Moreover, year-to-date, the AUDUSD currency pair has declined over 5% and is predicted to remain in this slump, due to a lack of evidence for a lasting bullish reversal in the foreseeable future. However, we anticipate a short rebound momentarily in the midst of the slump.
In this article, we have outlined a few observations that support our projection of the AUDUSD prices.To start off, upon examination of the weekly chart, the decline of AUDUSD becomes evident. Since February 2022, the AUDUSD pair has consistently reflected lower highs and lower lows and by connecting these higher highs and lower lows respectively with two trend lines, parallel resistance and support trendlines are established, and it displays a descending channel.
In technical analysis, a descending channel typically signposts a bearish market bias, and presents traders with opportunities to sell near the upper trendline and buy near the lower trendline.Looking back, the AUDUSD pair has been trapped within this formation, except the period between September and November 2022, where prices broke down briefly drifted from the formation.As such, we foresee further weakening for the AUDUSD pair, testing the lower support band of the channel by year-end.
However, we anticipate a temporary uptick movement in the near term, due to a bullish divergence in the Relative Strength Index (RSI).

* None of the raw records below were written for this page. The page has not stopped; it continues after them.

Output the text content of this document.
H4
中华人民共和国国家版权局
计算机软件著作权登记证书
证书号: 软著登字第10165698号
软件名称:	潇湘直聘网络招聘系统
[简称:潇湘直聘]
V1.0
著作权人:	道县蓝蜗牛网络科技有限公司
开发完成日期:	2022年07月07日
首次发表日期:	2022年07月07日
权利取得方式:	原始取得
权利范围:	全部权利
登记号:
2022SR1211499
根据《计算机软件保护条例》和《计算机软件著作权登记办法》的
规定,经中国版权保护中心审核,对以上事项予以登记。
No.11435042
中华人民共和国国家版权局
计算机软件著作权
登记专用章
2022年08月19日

The RSI is a momentum indicator that suggests overbought conditions when its graph is above 70, and oversold when it is below 30. For readings below the neutral line of 50, it means the prevailing momentum is bearish. At the time of writing, the RSI is in the bearish territory around 41, which echoes our overall bearish sentiment mentioned earlier. However, a bullish divergence was spotted at the start of August, amidst its bearish momentum. A bullish divergence is identified when the chart prices create lower highs while the RSI reading creates higher highs. This is an indication that the bearish momentum is waning and prices are bound for reversal to the upside.

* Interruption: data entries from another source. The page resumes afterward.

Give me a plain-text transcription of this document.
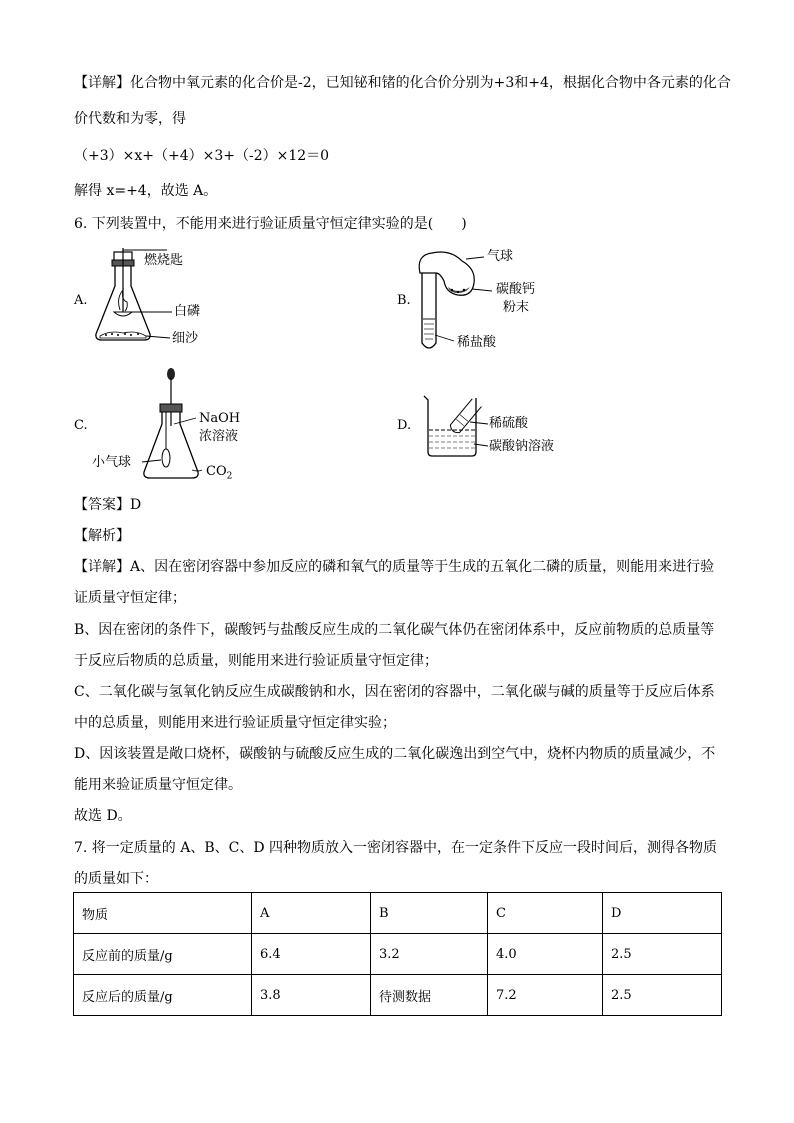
【详解】化合物中氧元素的化合价是-2，已知铋和锗的化合价分别为+3和+4，根据化合物中各元素的化合
价代数和为零，得
（+3）×x+（+4）×3+（-2）×12＝0
解得 x=+4，故选 A。
6. 下列装置中，不能用来进行验证质量守恒定律实验的是(　　)
A.
燃烧匙
白磷
细沙
B.
气球
碳酸钙
粉末
稀盐酸
C.	NaOH
浓溶液
小气球
$CO_2$
D.	稀硫酸
碳酸钠溶液
【答案】D
【解析】
【详解】A、因在密闭容器中参加反应的磷和氧气的质量等于生成的五氧化二磷的质量，则能用来进行验
证质量守恒定律；
B、因在密闭的条件下，碳酸钙与盐酸反应生成的二氧化碳气体仍在密闭体系中，反应前物质的总质量等
于反应后物质的总质量，则能用来进行验证质量守恒定律；
C、二氧化碳与氢氧化钠反应生成碳酸钠和水，因在密闭的容器中，二氧化碳与碱的质量等于反应后体系
中的总质量，则能用来进行验证质量守恒定律实验；
D、因该装置是敞口烧杯，碳酸钠与硫酸反应生成的二氧化碳逸出到空气中，烧杯内物质的质量减少，不
能用来验证质量守恒定律。
故选 D。
7. 将一定质量的 A、B、C、D 四种物质放入一密闭容器中，在一定条件下反应一段时间后，测得各物质
的质量如下：
物质	A	B	C	D
反应前的质量/g	6.4	3.2	4.0	2.5
反应后的质量/g	3.8	待测数据	7.2	2.5
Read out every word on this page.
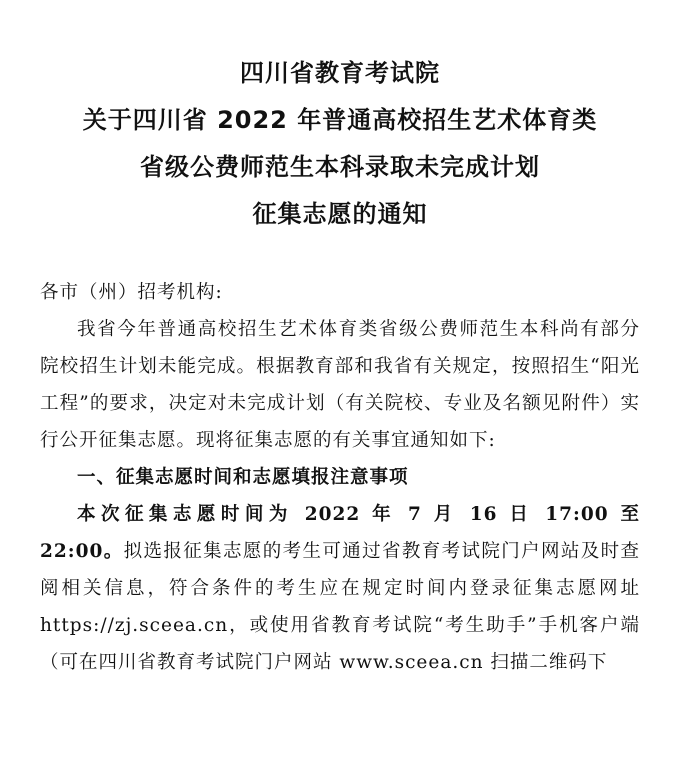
四川省教育考试院

关于四川省 2022 年普通高校招生艺术体育类

省级公费师范生本科录取未完成计划

征集志愿的通知

各市（州）招考机构:

我省今年普通高校招生艺术体育类省级公费师范生本科尚有部分院校招生计划未能完成。根据教育部和我省有关规定，按照招生“阳光工程”的要求，决定对未完成计划（有关院校、专业及名额见附件）实行公开征集志愿。现将征集志愿的有关事宜通知如下:

一、征集志愿时间和志愿填报注意事项

本次征集志愿时间为 2022 年 7 月 16 日 17:00 至 22:00。拟选报征集志愿的考生可通过省教育考试院门户网站及时查阅相关信息，符合条件的考生应在规定时间内登录征集志愿网址 https://zj.sceea.cn，或使用省教育考试院“考生助手”手机客户端（可在四川省教育考试院门户网站 www.sceea.cn 扫描二维码下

Looking ahead, we project a short-term rebound to our target at R1 (0.659) as it is a previous support-turned-resistance level. If the price pierces above R1, it would be headed to test the formidable resistance zone R2 (0.67) which coincides with the upper band of the descending channel. The aforementioned resistance levels could be potential entries for short positions, as we view that the probability of a continued downtrend to targets at S1 (0.635) and S2 (0.617) remain high.